Mengetahui dan memahami penatalaksanaan klien dengan emfisema. Mengetahui dan memahami WOC dari emfisema. Mengetahui dan memahami komplikasi dari emfisema. Mengetahui dan memahami asuhan keperawatan pasien dengan emfisema.

1.4 MANFAAT Manfaat bagi Tim Penulis Dapat menambah pengetahuan dan pengalaman dalam membuat karya ilmiah dan menambah wawasan khususnya tentang emfisema dan ruang lingkupnya Manfaat bagi pembaca Menjadi bahan masukan dalam menambah khasanah ilmu pengetahuan terutama mengenai konsep tentang emfisema dan ruang lingkupnya dalam bidang kesehatan

BAB II KONSEP TEORI

2.1 DEFINISi Emfisema paru merupakan suatu perubahan anatomis parenkim paru yang ditandai oleh pembesaran alveolus dan duktus alveolaris yang tidak normal, serta deksruksi dinding alveolar. Emfisema dapat didiagnosis secara tepat dengan menggunakan CT scan resolusi tinggi. Emfisema adalah jenis penyakit paru obstruktif kronik yang melibatkan kerusakan pada kantung udara (alveoli) di paru-paru. Akibatnya, tubuh tidak mendapatkan oksigen yang diperlukan. Emfisema membuat penderita sulit bernafas. Penderita mengalami batuk kronis dan sesak napas. Penyebab paling umum adalah merokok. Emfisema disebabkan karena hilangnya elastisitas alveolus. Alveolus sendiri adalah gelembung-gelembung yang terdapat dalam paru-paru. Pada penderita emfisema, volume paru-paru lebih besar dibandingkan dengan orang yang sehat karena karbondioksida yang seharusnya dikeluarkan dari paru-paru terperangkap didalamnya. Asap rokok dan kekurangan enzim alfa-1-antitripsin adalah penyebab kehilangan elastisitas pada paruparu ini. 2.2 ETIOLOGI 1. Faktor Genetik Faktor genetik mempunyai peran pada penyakit emfisema. Faktor genetik diantaranya adalah atopi yang ditandai dengan adanya eosinifilia atau peningkatan kadar imonoglobulin E (IgE) serum, adanya hiper responsive bronkus, riwayat penyakit obstruksi paru pada keluarga, dan defisiensi protein alfa 1 anti tripsin.
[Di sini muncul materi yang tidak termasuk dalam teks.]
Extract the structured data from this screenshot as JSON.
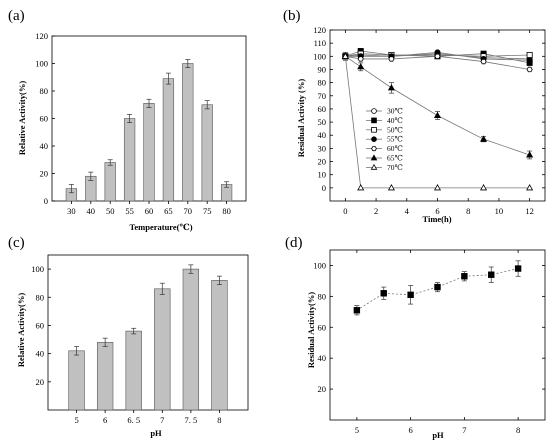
{
  "chart_data": [
    {
      "panel": "(a)",
      "type": "bar",
      "xlabel": "Temperature(℃)",
      "ylabel": "Relative Activity(%)",
      "ylim": [
        0,
        120
      ],
      "yticks": [
        0,
        20,
        40,
        60,
        80,
        100,
        120
      ],
      "categories": [
        "30",
        "40",
        "50",
        "55",
        "60",
        "65",
        "70",
        "75",
        "80"
      ],
      "values": [
        9,
        18,
        28,
        60,
        71,
        89,
        100,
        70,
        12
      ],
      "errors": [
        3,
        3,
        2,
        3,
        3,
        4,
        3,
        3,
        2
      ],
      "bar_color": "#c0c0c0",
      "grid": false
    },
    {
      "panel": "(b)",
      "type": "line",
      "xlabel": "Time(h)",
      "ylabel": "Residual Activity (%)",
      "xlim": [
        -1,
        13
      ],
      "xticks": [
        0,
        2,
        4,
        6,
        8,
        10,
        12
      ],
      "ylim": [
        -10,
        120
      ],
      "yticks": [
        0,
        10,
        20,
        30,
        40,
        50,
        60,
        70,
        80,
        90,
        100,
        110,
        120
      ],
      "legend_position": "center-left",
      "grid": false,
      "series": [
        {
          "name": "30℃",
          "marker": "circle-open",
          "x": [
            0,
            1,
            3,
            6,
            9,
            12
          ],
          "y": [
            100,
            101,
            100,
            102,
            99,
            98
          ]
        },
        {
          "name": "40℃",
          "marker": "square-filled",
          "x": [
            0,
            1,
            3,
            6,
            9,
            12
          ],
          "y": [
            100,
            104,
            101,
            100,
            102,
            95
          ]
        },
        {
          "name": "50℃",
          "marker": "square-open",
          "x": [
            0,
            1,
            3,
            6,
            9,
            12
          ],
          "y": [
            100,
            102,
            101,
            101,
            100,
            101
          ]
        },
        {
          "name": "55℃",
          "marker": "circle-filled",
          "x": [
            0,
            1,
            3,
            6,
            9,
            12
          ],
          "y": [
            100,
            100,
            100,
            103,
            98,
            97
          ]
        },
        {
          "name": "60℃",
          "marker": "hexagon-open",
          "x": [
            0,
            1,
            3,
            6,
            9,
            12
          ],
          "y": [
            100,
            98,
            98,
            100,
            96,
            90
          ]
        },
        {
          "name": "65℃",
          "marker": "triangle-filled",
          "x": [
            0,
            1,
            3,
            6,
            9,
            12
          ],
          "y": [
            100,
            92,
            76,
            55,
            37,
            25
          ],
          "errors": [
            3,
            3,
            4,
            3,
            2,
            3
          ]
        },
        {
          "name": "70℃",
          "marker": "triangle-open",
          "x": [
            0,
            1,
            3,
            6,
            9,
            12
          ],
          "y": [
            100,
            0,
            0,
            0,
            0,
            0
          ]
        }
      ]
    },
    {
      "panel": "(c)",
      "type": "bar",
      "xlabel": "pH",
      "ylabel": "Relative Activity(%)",
      "ylim": [
        0,
        110
      ],
      "yticks": [
        20,
        40,
        60,
        80,
        100
      ],
      "categories": [
        "5",
        "6",
        "6.5",
        "7",
        "7.5",
        "8"
      ],
      "values": [
        42,
        48,
        56,
        86,
        100,
        92
      ],
      "errors": [
        3,
        3,
        2,
        4,
        3,
        3
      ],
      "bar_color": "#c0c0c0",
      "grid": false
    },
    {
      "panel": "(d)",
      "type": "line",
      "xlabel": "pH",
      "ylabel": "Residual Activity(%)",
      "xlim": [
        4.5,
        8.5
      ],
      "xticks": [
        5,
        6,
        7,
        8
      ],
      "ylim": [
        0,
        110
      ],
      "yticks": [
        20,
        40,
        60,
        80,
        100
      ],
      "grid": false,
      "series": [
        {
          "marker": "square-filled",
          "x": [
            5,
            5.5,
            6,
            6.5,
            7,
            7.5,
            8
          ],
          "y": [
            71,
            82,
            81,
            86,
            93,
            94,
            98
          ],
          "errors": [
            3,
            4,
            6,
            3,
            3,
            5,
            5
          ]
        }
      ]
    }
  ]
}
2. Hipotesis Elastase-Anti Elastase Didalam paru terdapat keseimbangan antara enzim proteolitik elastase dan anti elastase supaya tidak terjadi kerusakan jaringan.Perubahan keseimbangan menimbulkan jaringan elastik paru rusak. Arsitektur paru akan berubah dan timbul emfisema. 3. Rokok Rokok adalah penyebab utama timbulnya emfisema paru. Rokok secara patologis dapat menyebabkan gangguan pergerakan silia pada jalan nafas, menghambat fungsi makrofag alveolar, menyebabkan hipertrofi dan hiperplasia kelenjar mukus bronkus dan metaplasia epitel skuamus saluran pernapasan. 4. Infeksi Infeksi saluran nafas akan menyebabkan kerusakan paru lebih hebat sehingga gejalanya lebih berat. Penyakit infeksi saluran nafas seperti pneumonia, bronkiolitis akut dan asma bronkiale, dapat mengarah pada obstruksi jalan nafas, yang pada akhirnya dapat menyebabkan terjadinya emfisema. Infeksi pernapasan bagian atas pasien bronkitis kronik selalu menyebabkan infeksi paru bagian dalam, serta menyebabkan kerusakan paru bertambah. Bakteri yang di isolasi paling banyak adalah haemophilus influenzae dan streptococcus pneumoniae. 5. Polusi Polutan industri dan udara juga dapat menyebabkan emfisema. Insiden dan angka kematian emfisema bisa dikatakan selalu lebih tinggi di daerah yang padat industrialisasi, polusi udara seperti halnya asap tembakau, dapat menyebabkan gangguan pada silia menghambat fungsi makrofag alveolar. Sebagai faktor penyebab penyakit, polusi tidak begitu besar pengaruhnya tetapi bila ditambah merokok resiko akan lebih tinggi.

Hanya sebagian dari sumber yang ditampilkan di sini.